The text of an author or editor field represents a list of names. The bibliography style determines the format in which the name is printed: whether the first name or last name appears first, if the full first name or just the first initial is used, etc. The bibliography file entry simply tells BibTeX what the name is.

You should type an author's complete name and let the bibliography style decide what to abbreviate. (But an author's complete name may be "Donald~E. Knuth" or even "J.~P.~Morgan"; you should type it the way the author would like it to appear, if that's known.)

Most names can be entered in the obvious way, either with or without a comma, as in the following examples.

"John Paul Jones" "Jones, John Paul" "Ludwig von Beethoven" "von Beethoven, Ludwig"

Some people have multiple last names - for example, Per Brinch Hansen's last name is Brinch~Hansen. His name should be typed with a comma:

"Brinch Hansen, Per"

To understand why, you must understand how BibTeX handles names (for what follows, a "name" corresponds to a person).

Each name consists of four parts: First, von, Last, and~Jr; each part consists of a (possibly empty) list of name-tokens. For example the First part of Per Brinch~Hansen's name has the single token "Per"; the Last part has two, "Brinch" and "Hansen"; and the von and Jr parts are empty. If you had typed

"Per Brinch Hansen"

instead, BibTeX would erroneously think "Brinch" were a First-part token, just as "Paul" is a First-part token in "John~Paul Jones".

Here's another example:

"Charles Louis Xavier Joseph de la Vallee Poussin"

This name has four tokens in the First part, two in the von, and two in the Last. Here BibTeX knows where one part ends and the other begins because the tokens in the von part begin with lower-case letters.

If you want BibTeX to consider something a single token, enclose it in braces. You should do this, for example, if a comma is part of a name:

"{Barnes and Noble, Inc.}" "{Barnes and} {Noble, Inc.}" "{Barnes} {and} {Noble,} {Inc.}"

The braces surrounding the comma keep "Inc." from being interpreted as a First token; this name has only a Last part, with either one, two, or four tokens (there must be a space separating the tokens in the second and third forms). Probably the second form is slightly more meaningful, but don't lose sleep over this since only rarely will an institution be an author or editor.

So the two names

"von Beethoven, Ludwig" "{von Beethoven}, Ludwig"

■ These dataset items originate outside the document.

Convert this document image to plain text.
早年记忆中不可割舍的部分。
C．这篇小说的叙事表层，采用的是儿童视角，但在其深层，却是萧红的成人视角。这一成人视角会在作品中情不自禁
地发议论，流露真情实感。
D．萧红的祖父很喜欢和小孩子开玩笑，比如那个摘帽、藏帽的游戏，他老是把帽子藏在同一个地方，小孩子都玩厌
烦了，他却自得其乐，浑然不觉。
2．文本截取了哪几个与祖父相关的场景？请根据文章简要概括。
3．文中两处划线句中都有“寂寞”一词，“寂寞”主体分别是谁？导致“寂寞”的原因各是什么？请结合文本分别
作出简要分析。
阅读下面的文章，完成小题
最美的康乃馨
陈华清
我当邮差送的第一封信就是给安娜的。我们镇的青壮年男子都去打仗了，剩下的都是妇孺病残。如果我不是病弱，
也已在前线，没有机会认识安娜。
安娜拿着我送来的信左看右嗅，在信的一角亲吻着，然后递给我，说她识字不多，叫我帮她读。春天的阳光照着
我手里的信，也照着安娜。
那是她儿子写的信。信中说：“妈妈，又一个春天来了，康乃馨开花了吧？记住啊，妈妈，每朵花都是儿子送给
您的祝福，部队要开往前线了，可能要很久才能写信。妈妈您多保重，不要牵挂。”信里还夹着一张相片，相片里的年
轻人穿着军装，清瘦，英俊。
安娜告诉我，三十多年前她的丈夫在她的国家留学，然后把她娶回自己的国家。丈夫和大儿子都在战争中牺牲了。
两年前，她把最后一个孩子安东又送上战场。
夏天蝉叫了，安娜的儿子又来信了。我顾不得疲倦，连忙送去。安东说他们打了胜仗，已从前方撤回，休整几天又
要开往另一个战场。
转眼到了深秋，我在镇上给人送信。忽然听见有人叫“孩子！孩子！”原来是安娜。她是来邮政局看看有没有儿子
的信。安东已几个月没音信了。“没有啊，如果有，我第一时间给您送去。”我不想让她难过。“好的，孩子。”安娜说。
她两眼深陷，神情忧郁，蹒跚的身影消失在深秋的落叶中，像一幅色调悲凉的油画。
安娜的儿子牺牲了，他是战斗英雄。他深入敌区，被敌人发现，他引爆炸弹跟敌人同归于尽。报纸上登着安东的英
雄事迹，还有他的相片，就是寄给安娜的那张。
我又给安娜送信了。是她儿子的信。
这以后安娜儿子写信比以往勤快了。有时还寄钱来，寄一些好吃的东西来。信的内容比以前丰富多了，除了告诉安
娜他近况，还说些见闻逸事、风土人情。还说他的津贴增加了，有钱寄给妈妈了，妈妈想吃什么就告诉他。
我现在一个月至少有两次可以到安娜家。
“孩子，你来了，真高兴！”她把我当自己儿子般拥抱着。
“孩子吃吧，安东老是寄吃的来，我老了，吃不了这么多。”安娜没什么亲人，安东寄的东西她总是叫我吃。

are considered by BibTeX to be different names. In the first, "Beethoven" is the Last part and "von" is the von part; in the second, which in this case happens to be incorrect, the Last part has a single token and there's no von part. The bibliography style will probably print both the same, but it may alphabetize and label them differently.

"Juniors" pose a special problem. Most people having "Jr." in their name precede it with a comma. Such a name should be entered as follows:

"Ford, Jr., Henry"

However, a few people do not use a comma. They are handled by considering the "Jr." to be part of the last Last token:

"{Steele Jr.}, Guy L." "Guy L. {Steele Jr.}"

This name has no Jr part.

To summarize, you may type a name in one of three forms:

"First von Last" "von Last, First" "von Last, Jr, First"

You may almost always use the first form; you shouldn't if either there's a Jr part or the Last part has multiple tokens but there's no von part.

If there are multiple authors or editors, their names must be separated by the word "and", surrounded by spaces, not enclosed in braces:

AUTHOR = "Ralph Alpher and Bethe, Hans and George Gamow"

Since BibTeX interprets commas as separating parts of a name and "and" as separating names themselves, this example has three coauthors: Ralph Alpher, Hans Bethe, and George Gamow. If the word "and" appears as part of a name, it must be enclosed in braces, as in the example of "Barnes and Noble,~Inc." given above. If you have too many names to list in a field, you can end the list with "and others"; the standard styles appropriately append an "et al."

BibTeX's rules are actually a bit more complicated than indicated here, but this description will suffice for most names.